Baptism-It's not a slam dunk

Okay. I had to go there.
But as the community prepared for an adult baptism last week we had to ask again how do we as a Christian feminist community, in which all do not subscribe to any one way of thinking, make room for our different understandings of this important and sacred event?

We do have some traditions around baptism. 

One is that whatever method we use (sprinkle, pour or dunk) for the actual rite of baptism, a bowl of water is lifted from the whole (font or pool) and passed around the community. Each one holds the bowl and offers prayers, silently or aloud, for the one who is to be baptized and for their  journey with Godde.  The water is then returned to the font or pool that we will use for the baptism, mixing our prayers of blessing with the blessings of Godde.

The other is that we each tell the story of our own baptism. We actually do the work of remembering and telling. There are as many stories, experiences, understandings and meanings, from many different traditions, as there are people. 

Finally, when all have remembered and the one has been baptized, we turn to one another and say: This Godde says to you 'You are my beloved with whom I am well pleased!'

This time I heard from one of my Quakers parishioners who was feeling excluded by the event. Quakers do not baptize with water. They believe they are baptized by the Spirit.

I firmly believe that sacred rites and sacred rituals should not be events that exclude anyone from Godde. So I had to ask, "How do we hold that different understanding in one hand ,honor it and claim the power and importance of baptism by water in the other?" 

The conclusion is (of course) that we honor all baptisms. I encouraged her to reflect on her baptism by the Spirit and to share that when we got to that part of the service.  

I met with the person to be baptized (also a life long Quaker) and talked about what it meant to him, especially since ritual is not a part of his tradition. We talked about baptism as a communal event: we recognize the Christ in you and the claim it has on your life. We claim you as a child of Godde. We see you as Godde sees you. We recognize that you are called to embody Christ in the world. And we remember the time when we were claimed and how we are called to embody Christ.

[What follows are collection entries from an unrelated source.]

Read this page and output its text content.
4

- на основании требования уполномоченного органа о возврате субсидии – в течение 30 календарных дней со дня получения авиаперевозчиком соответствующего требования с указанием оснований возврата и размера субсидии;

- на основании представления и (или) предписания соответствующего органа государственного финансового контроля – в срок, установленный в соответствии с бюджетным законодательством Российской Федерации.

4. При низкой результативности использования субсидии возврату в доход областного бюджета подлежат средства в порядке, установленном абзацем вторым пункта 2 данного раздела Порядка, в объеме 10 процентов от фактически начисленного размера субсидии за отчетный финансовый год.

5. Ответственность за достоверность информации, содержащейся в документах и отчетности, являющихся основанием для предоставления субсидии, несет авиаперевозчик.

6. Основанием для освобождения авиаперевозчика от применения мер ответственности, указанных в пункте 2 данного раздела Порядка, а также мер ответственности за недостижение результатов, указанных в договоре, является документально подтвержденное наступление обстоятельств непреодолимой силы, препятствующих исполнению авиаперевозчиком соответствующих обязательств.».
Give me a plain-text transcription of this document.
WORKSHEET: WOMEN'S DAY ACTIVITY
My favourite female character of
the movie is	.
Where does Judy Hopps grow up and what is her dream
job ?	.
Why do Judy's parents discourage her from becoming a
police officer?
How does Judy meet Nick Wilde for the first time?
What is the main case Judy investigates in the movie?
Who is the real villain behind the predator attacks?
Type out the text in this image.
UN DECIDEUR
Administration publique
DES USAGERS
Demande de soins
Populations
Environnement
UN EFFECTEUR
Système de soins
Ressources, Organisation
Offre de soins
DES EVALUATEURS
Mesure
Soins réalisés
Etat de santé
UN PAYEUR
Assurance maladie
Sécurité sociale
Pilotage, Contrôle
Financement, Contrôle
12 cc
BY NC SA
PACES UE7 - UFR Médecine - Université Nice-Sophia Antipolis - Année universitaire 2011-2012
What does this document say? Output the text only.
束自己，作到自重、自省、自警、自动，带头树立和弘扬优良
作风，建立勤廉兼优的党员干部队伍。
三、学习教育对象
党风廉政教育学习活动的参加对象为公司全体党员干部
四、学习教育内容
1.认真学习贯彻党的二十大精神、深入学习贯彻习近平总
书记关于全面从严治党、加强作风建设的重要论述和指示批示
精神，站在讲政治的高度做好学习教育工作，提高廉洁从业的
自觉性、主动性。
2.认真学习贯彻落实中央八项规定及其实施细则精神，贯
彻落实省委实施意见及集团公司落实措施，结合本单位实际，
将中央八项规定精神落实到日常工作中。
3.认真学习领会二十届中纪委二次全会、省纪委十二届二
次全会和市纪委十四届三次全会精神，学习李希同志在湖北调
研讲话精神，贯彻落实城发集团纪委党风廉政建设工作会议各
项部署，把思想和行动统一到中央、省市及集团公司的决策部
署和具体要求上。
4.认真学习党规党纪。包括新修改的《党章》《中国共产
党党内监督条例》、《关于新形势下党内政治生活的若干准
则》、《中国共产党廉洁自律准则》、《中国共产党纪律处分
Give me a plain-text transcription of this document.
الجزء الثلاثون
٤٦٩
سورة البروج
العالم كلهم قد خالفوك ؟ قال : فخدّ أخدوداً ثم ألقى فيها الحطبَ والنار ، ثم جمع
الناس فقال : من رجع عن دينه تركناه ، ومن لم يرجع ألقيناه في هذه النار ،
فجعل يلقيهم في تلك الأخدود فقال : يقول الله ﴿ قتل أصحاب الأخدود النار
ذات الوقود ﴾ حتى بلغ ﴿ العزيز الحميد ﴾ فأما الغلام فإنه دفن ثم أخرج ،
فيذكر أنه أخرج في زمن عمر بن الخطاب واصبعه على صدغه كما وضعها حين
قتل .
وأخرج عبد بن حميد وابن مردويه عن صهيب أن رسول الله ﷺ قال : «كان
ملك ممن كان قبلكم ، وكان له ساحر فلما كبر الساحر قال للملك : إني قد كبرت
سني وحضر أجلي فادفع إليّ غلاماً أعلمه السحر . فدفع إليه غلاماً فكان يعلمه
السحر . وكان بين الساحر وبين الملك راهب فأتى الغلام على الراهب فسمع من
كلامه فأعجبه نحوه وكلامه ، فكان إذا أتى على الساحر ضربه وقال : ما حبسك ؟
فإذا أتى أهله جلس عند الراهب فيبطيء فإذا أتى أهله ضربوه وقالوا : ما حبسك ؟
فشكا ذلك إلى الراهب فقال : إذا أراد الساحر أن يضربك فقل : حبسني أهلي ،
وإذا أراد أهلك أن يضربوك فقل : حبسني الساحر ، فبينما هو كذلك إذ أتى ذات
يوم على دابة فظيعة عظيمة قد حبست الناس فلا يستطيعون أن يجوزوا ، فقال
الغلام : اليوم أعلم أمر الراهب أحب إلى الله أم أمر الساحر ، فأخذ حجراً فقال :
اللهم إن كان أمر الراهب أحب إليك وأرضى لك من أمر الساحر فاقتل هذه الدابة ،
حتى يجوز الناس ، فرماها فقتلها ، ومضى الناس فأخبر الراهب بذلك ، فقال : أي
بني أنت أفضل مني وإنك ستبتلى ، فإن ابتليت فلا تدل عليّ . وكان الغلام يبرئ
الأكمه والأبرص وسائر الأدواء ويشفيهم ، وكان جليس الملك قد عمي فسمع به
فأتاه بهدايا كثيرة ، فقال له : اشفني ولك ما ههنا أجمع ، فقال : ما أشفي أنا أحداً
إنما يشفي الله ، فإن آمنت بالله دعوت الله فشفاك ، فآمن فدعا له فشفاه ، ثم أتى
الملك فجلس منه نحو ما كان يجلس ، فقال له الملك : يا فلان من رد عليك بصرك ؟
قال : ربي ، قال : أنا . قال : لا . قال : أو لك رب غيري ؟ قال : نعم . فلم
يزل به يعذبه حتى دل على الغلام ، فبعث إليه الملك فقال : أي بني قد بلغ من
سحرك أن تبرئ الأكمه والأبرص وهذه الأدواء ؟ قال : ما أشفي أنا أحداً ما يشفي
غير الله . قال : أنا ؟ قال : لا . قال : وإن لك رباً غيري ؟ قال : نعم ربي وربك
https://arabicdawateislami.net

When the time came, our Quaker friend, shared her experience and it lent us new wisdom. As did the memory and reflection of each  one. 

I preached on this passage from Mark 1:4-11 (NIV)
          And so John the Baptist appeared in the wilderness, preaching a baptism of repentance for the forgiveness of sins. The whole Judean countryside and all the people of Jerusalem went out to him. Confessing their sins, they were baptized by him in the Jordan River. John wore clothing made of camel’s hair, with a leather belt around his waist, and he ate locusts and wild honey. And this was his message: “After me comes the one more powerful than I, the straps of whose sandals I am not worthy to stoop down and untie. I baptize you with[e]water, but he will baptize you with[f] the Holy Spirit.”
At that time Jesus came from Nazareth in Galilee and was baptized by John in the Jordan. 10 Just as Jesus was coming up out of the water, he saw heaven being torn open and the Spirit descending on him like a dove.11 And a voice came from heaven: “You are my Son, whom I love; with you I am well pleased.”

I hope we never approach sacred rituals believing we share some unspoken or rote understanding. The richness that comes from our differences can be trying but is mostly a blessing. For which I am deeply grateful. 

This week I learned again that some of the most important work I do as pastor of a diverse spiritual community is to make room.